PROPERTY DIGEST

K Wah International reports 2016 underlying profit up 113pc, lifted by robust sales

PUBLISHED : Tuesday, 21 March, 2017, 4:45pm
UPDATED : Tuesday, 21 March, 2017, 4:49pm

K Wah International Holdings reported 2016 underlying profit jumped 113 per cent to HK$2.8 billion (US$360.53 million), lifted by robust property sales in Hong Kong and the mainland.

The mid-sized developer said profit attributable to equity holders rose to HK$3.18 billion, compared to HK$1.37 billion a year earlier, according to a filing to the Hong Kong stock exchange on Tuesday.

Mainly driven by sales of Grand Summit in Shanghai, J Wings and J Metropolis in Guangzhou, Silver Cove in Dongguan, Twin Peaks in Hong Kong, as well as the rental income of the Shanghai K Wah Centre, the developer saw its revenue rise to HK$9.6 billion compared to HK$4.7 billion in 2015.

The gains came as Hong Kong, the least affordable city in the world, saw record home prices against a backdrop of a slowing economy and dwindling mainland tourist visits.

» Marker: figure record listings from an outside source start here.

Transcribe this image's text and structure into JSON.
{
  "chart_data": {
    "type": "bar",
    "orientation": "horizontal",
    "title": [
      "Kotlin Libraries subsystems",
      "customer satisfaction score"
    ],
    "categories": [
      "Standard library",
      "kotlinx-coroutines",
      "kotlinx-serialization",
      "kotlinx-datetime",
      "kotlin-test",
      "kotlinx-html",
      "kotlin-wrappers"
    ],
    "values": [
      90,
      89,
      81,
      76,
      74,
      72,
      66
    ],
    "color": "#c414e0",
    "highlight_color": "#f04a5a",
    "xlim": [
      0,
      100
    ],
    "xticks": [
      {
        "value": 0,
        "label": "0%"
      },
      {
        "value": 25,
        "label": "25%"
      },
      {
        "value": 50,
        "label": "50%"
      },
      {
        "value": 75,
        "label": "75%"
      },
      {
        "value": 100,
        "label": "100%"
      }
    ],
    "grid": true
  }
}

“Hong Kong’s property market has seen a roller coster year in 2016,” said Lui Che-woo, chairman of K Wah. “Although the government rolled out new cooling measures for the sector, strong demand from home buyers has supported the sector to maintain stable growth.”

Low interest rates, smaller units rolled out by developers, as well as strong interest among mainland Chinese property investors have propelled the property market despite a raft of cooling measures, which includes an expansion of stamp duties for property transactions for the first time in three years in November.

Hong Kong raises stamp duty to tame surging home prices in the world’s least affordable city

K Wah said attributable contracted sales of the group amounted to HK$13 billion in 2016, with HK$6.7 billion expected to be recognised in 2017 and 2018, helped by robust sales of joint projects in Hong Kong, Shanghai, Nanjing, Dongguan and Guangzhou.

Earnings per share amounted to HK$1.07. The company declared a full year dividend per share of 18 HK cents.

The developer said it was planning to offer additional housing units in 2017, as it has been buying new lands at record prices both in Hong Kong and mainland.

K Wah beat out 15 mainland and Hong Kong developers in December by paying HK$ 5.9 billion for a residential site at the Kai Tak area in eastern Kowloon.

K Wah said it was confident on the property market outlook with prices to remain stable in 2017.

“The overall residential market price however seems unaffected and remains on the upward trend commenced in March 2016,” the company said in the filing.

K Wah’s shares were up 1 per cent to HK$4.99 in afternoon trading in Hong Kong following the midday results announcement.